La peine de 150 jours-amende, bien que prononcée avec sursis, n'est pas non plus assimilable à une sanction pour un cas "bagatelle". La première condition de l'exception n'étant pas remplie, le tribunal n'a pas à examiner la seconde (le pronostic de récidive) et confirme que l'interdiction devait être prononcée.
La proportionnalité de l'interdiction à vie face au droit supérieur (art. 8 CEDH)
Le point central de l'arrêt est l'analyse de la compatibilité de cette mesure stricte (à vie et sans possibilité de réexamen) avec le droit à la vie privée (art. 8 CEDH), qui protège aussi la vie professionnelle.
Le Tribunal fédéral reconnaît que l'interdiction constitue une ingérence dans la vie privée du recourant, qui se destine à une carrière d'infirmier (consid. 4.3.2). Il procède alors à un contrôle de proportionnalité, en soulignant la large marge d'appréciation dont dispose le législateur suisse pour plusieurs raisons (consid. 4.3.3) :
- L'importance de l'intérêt public : La protection de l'intégrité sexuelle des enfants est un objectif fondamental et une obligation positive pour les États.
- L'origine démocratique de la norme : La mesure découle de l'art. 123c de la Constitution, accepté en votation populaire, ce qui confère une forte légitimité démocratique à la volonté de priver définitivement les auteurs de telles infractions de contacts avec les mineurs.
- Une décision mûrement réfléchie du législateur : Lors de la mise en œuvre de l'initiative, le Parlement a longuement débattu de la proportionnalité, du catalogue des infractions et de l'absence de réexamen, choisissant sciemment de maintenir un régime strict pour la pornographie (consid. 4.3.3.3).

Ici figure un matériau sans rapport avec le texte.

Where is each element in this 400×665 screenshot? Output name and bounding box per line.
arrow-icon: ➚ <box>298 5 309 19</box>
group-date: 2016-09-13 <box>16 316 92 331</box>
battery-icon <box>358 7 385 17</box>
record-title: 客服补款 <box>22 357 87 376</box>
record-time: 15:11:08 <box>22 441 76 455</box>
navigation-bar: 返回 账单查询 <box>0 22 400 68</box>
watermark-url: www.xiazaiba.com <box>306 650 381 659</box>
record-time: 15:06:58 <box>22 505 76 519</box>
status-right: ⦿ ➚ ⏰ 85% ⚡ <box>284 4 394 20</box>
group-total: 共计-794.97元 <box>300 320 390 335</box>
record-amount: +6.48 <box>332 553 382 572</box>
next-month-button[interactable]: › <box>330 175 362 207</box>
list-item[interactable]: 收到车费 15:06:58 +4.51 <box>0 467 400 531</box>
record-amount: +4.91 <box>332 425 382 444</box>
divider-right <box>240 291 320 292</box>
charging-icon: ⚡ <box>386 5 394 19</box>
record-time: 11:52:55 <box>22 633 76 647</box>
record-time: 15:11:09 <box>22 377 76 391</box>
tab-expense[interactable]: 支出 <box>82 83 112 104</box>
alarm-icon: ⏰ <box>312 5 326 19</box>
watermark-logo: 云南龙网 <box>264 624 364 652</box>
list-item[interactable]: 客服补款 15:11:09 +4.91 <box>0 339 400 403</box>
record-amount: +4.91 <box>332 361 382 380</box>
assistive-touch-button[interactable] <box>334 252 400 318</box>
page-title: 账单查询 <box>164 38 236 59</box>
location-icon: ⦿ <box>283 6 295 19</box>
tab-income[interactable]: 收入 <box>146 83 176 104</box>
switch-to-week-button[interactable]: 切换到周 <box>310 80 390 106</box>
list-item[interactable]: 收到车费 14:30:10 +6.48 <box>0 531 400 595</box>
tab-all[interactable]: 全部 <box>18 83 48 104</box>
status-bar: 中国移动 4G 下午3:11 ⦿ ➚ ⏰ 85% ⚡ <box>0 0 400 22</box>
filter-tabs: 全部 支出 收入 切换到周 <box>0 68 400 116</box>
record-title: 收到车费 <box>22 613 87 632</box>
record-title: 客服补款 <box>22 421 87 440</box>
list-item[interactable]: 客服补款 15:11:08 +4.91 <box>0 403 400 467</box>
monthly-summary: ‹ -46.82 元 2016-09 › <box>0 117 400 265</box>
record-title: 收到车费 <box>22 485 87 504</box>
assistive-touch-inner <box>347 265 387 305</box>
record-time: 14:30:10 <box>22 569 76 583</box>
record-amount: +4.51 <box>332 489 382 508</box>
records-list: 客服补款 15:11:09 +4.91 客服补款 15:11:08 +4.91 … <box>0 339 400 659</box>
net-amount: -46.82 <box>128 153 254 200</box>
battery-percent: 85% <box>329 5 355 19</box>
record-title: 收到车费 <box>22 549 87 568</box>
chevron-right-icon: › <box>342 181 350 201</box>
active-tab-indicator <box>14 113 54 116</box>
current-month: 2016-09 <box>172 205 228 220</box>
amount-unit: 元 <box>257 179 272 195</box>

Le tribunal effectue également une analyse de droit comparé (France, Italie, Espagne, Allemagne, etc.), concluant qu'il n'existe pas de consensus européen clair contre des mesures sévères et de longue durée pour les infractions de pornographie enfantine. Cette absence de consensus renforce la marge d'appréciation de la Suisse (consid. 4.3.4.7).
Appliquant ces principes au cas d'espèce, la cour estime que l'atteinte n'est pas disproportionnée en l'état actuel (consid. 4.4.2). Bien que la mesure limite ses options, le recourant, jeune et en début de carrière, n'est pas totalement exclu du domaine des soins. Il peut se réorienter vers des secteurs sans contacts avec des mineurs (par exemple, les soins aux personnes âgées, où il a déjà une expérience).
Enfin, et c'est un point crucial pour la pratique, le tribunal aborde la question du caractère définitif et non révisable de la mesure (consid. 4.4.3). Il juge qu'il n'est pas nécessaire, à ce stade, de décider si une évolution très positive du recourant (thérapie achevée avec succès, absence de récidive sur plusieurs années, vie stable) pourrait, à terme, rendre la poursuite de l'exécution de la mesure disproportionnée et justifier une demande de réexamen. Il laisse ainsi la question ouverte pour l'avenir.
Le droit à un défenseur d'office (art. 130 CPP)
Le recourant se plaignait de ne pas avoir eu d'avocat d'office en première instance. Le Tribunal fédéral rejette ce grief (consid. 2.1 à 2.3). Il rappelle que l'art. 130 CPP, qui prévoit les cas de défense obligatoire, n'inclut pas explicitement le risque d'une interdiction d'activité. Cette mesure, même prononcée à vie, n'est pas comparable en gravité à une peine privative de liberté de plus d'un an ou à une mesure thérapeutique institutionnelle. De plus, le recourant avait été correctement informé de son droit à un avocat et même incité par le procureur à en consulter un, compte tenu des "conséquences non négligeables" de la mesure envisagée.